Final decisions about Calgary-based Shell are going to be made in the Netherlands, where Royal Dutch has its headquarters in the Hague. North American operations will probably be co-ordinated from Houston, the home of Shell Oil Co., Royal Dutch’s U.S. arm, according to Martin Molyneaux, an analyst at FirstEnergy Capital Corp.

“North America [probably] becomes one big business unit, instead of two autonomous business units between Shell USA and Shell Canada,” he said yesterday.

Another question is whether Royal Dutch will build a new refinery in Ontario, as Shell had been considering. A change of mind would be a blow for Ontario.

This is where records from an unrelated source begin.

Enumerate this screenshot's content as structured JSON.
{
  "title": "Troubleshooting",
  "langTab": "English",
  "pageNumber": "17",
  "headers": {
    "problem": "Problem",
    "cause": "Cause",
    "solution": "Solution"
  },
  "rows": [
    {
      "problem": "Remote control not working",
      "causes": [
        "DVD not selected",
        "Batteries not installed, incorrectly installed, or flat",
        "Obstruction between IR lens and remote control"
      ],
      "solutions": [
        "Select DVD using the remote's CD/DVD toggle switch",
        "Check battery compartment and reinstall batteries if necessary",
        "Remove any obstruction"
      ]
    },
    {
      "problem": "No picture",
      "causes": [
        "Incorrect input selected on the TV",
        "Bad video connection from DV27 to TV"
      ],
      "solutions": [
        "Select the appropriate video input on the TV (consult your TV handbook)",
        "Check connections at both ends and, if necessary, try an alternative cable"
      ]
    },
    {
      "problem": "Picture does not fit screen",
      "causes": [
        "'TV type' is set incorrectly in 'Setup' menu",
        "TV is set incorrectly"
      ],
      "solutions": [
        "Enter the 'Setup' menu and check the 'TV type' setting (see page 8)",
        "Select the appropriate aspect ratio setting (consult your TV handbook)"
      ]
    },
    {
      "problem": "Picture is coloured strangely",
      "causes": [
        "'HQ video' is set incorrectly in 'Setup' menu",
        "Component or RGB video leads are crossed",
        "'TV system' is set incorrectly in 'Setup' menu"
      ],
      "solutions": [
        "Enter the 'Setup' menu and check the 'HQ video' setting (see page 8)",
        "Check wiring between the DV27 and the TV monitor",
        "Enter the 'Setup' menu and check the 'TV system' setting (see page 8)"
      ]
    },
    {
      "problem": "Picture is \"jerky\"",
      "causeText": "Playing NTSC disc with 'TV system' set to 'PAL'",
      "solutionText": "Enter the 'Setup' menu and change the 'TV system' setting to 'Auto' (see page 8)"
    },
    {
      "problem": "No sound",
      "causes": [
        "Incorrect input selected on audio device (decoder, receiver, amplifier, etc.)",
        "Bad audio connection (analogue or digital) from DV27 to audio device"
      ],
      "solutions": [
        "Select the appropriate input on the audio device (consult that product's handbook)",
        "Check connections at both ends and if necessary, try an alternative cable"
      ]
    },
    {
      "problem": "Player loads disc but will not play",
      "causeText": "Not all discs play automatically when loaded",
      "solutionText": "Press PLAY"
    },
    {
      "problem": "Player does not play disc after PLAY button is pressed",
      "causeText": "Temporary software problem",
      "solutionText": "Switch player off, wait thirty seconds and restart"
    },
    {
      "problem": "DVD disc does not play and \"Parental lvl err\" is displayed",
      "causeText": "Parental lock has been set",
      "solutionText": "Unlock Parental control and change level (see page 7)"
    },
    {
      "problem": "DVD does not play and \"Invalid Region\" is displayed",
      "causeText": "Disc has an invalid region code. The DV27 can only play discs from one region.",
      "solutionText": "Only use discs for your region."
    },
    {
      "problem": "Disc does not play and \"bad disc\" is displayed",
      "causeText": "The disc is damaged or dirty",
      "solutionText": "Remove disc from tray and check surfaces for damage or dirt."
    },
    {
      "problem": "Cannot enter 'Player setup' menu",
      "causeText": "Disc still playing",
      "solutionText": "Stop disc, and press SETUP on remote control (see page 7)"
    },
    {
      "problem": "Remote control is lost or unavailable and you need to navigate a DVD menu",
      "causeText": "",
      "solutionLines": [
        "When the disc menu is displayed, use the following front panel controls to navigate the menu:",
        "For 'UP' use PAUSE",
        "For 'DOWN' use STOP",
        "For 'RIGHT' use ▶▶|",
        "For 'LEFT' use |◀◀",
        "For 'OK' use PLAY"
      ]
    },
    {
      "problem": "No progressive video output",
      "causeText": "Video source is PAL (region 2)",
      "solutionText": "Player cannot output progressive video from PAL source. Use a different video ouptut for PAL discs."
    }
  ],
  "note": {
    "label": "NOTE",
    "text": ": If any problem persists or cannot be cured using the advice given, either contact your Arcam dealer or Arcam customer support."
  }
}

In October, Royal Dutch said full control of Shell made sense for its business. “Under the current structure, Shell [Canada] can develop its own strategy for its own shareholders, which may not always be aligned with our global strategy at Royal Dutch Shell,” Mr. van der Veer said. “We see opportunities to realize benefits through a simplified North American organization.”

For Shell, the takeover ends a long history in Canada, where it was instrumental in building the country’s natural gas production. The Royal Dutch subsidiary was created in 1911 and first sold gasoline in Montreal.

In 1944, Shell discovered a major natural gas field at Jumping Pound west of Calgary. In 1957, Shell found the Waterton gas field in southeastern Alberta, one of the largest in Canadian history.

It was also a pioneer in the north, where it made a major gas discovery in the Mackenzie Delta in the early 1970s, and offshore Nova Scotia, where it found gas at Sable Island in 1967.